Two things may be here written down. He wouldn’t ride a horse because he couldn’t, and for the same reason he wouldn’t use a gun. Again let it be written down, also, that the reason he was going away that warm autumn afternoon was that there was some work to do. These facts were clear to my kind and indulgent father; but of course we boys never thought of it, and laid our little shoulders to the hard work of helping father lift up the long, heavy poles that were to complete the corral around our pioneer log cabin, and we really hoped and half believed that he might bring home a little pet bear.
This stout log corral had become an absolute necessity. It was high and strong, and made of poles or small logs stood on end in a trench, after the fashion of a primitive fort or stout stockade. There was but one opening, and that was a very narrow one in front of the cabin door. Here it was proposed to put up a gate. We also had talked about port-holes in the corners of the corral, but neither gate nor port-holes were yet made. In fact, as said before, the serene and indolent man of the sea always slowly walked away down through the grass toward his untracked claim whenever there was anything said about port-holes, posts or gates.
Father and we three little boys had only got the last post set and solidly “tamped” in the ground as the sun was going down.
Suddenly we heard a yell; then a yelling, then a bellowing. The yelling was heard in the high grass in the Camas Valley below, and the bellowing of cattle came from the woody river banks far beyond.
Then up on the brown hills of the Oregon Sierras above us came the wild answer of the wild black cattle of the hills, and a moment later, right and left, the long black lines began to widen out; then down they came, like a whirlwind, toward the black and surging line in the grass below.

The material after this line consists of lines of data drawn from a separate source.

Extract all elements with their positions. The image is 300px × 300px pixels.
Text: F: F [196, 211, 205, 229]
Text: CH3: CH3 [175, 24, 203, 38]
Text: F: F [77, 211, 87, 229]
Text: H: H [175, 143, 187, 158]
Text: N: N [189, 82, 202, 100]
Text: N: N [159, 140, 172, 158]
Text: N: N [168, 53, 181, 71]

We were now almost in the center of what would, in a little time, be a complete circle and cyclone of furious Spanish cattle.
And now, here is something curious to relate. Our own cows, poor, weary, immigrant cows of only a year before, tossed their tails in the air, pawed the ground, bellowed and fairly went wild in the splendid excitement and tumult. One touch of nature made the whole cow world kin!

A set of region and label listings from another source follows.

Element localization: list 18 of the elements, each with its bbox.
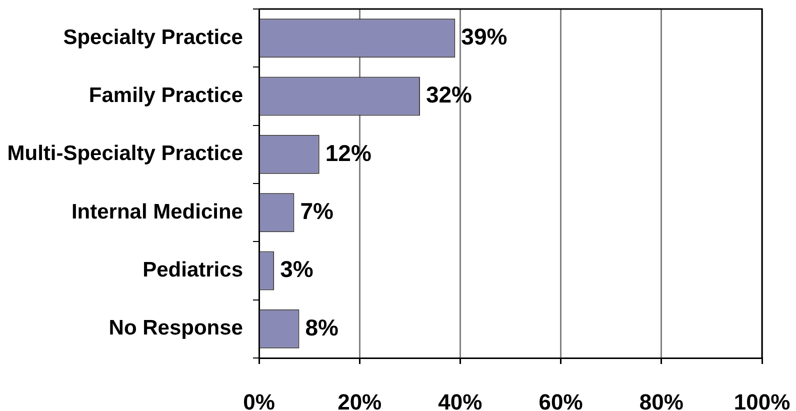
y-tick-label: Multi-Specialty Practice bbox=[7, 142, 243, 166]
y-tick-label: No Response bbox=[108, 316, 243, 340]
y-tick-label: Specialty Practice bbox=[63, 26, 243, 49]
data-label: 7% bbox=[300, 198, 334, 224]
x-tick-label: 60% bbox=[538, 389, 583, 411]
y-tick-label: Pediatrics bbox=[142, 258, 243, 282]
data-label: 39% bbox=[461, 23, 508, 50]
data-label: 8% bbox=[305, 314, 338, 340]
x-tick-label: 80% bbox=[639, 389, 684, 411]
x-tick-label: 40% bbox=[438, 389, 482, 411]
x-tick-label: 0% bbox=[243, 389, 275, 411]
data-label: 3% bbox=[280, 256, 314, 282]
y-tick-label: Internal Medicine bbox=[71, 200, 243, 224]
data-label: 12% bbox=[325, 140, 372, 166]
x-tick-label: 20% bbox=[338, 389, 382, 411]
data-label: 32% bbox=[426, 82, 472, 108]
x-tick-label: 100% bbox=[734, 389, 790, 411]
y-tick-label: Family Practice bbox=[88, 84, 243, 108]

Father clambered up on a “buck-horse” and looked out over the stockade; and then he shouted and shook his hat and laughed as I had never heard him laugh before. For there, breathless, coatless, hatless, came William Cross, Esq., two small wolves and a very small black bear! They were all making good time, anywhere, anyway, to escape the frantic cattle. Father used to say afterwards, when telling about this little incident, that “it was nip and tuck between the four, and hard to say which was ahead.” The cattle had made quite a “round-up.”

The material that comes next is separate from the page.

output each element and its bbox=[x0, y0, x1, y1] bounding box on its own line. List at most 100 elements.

They all four straggled in at the narrow little gate at about the same time, the great big, lazy sailor in a hurry, for the first time in his life.
But think of the coolness of the man, as he turned to us children with his first gasp of breath, and said, “Bo—bo—boys, I’ve bro—bro—brought you a little bear!”
The wolves were the little chicken thieves known as coyotes, quite harmless, as a rule, so far as man is concerned, but the cattle hated them and they were terrified nearly to death.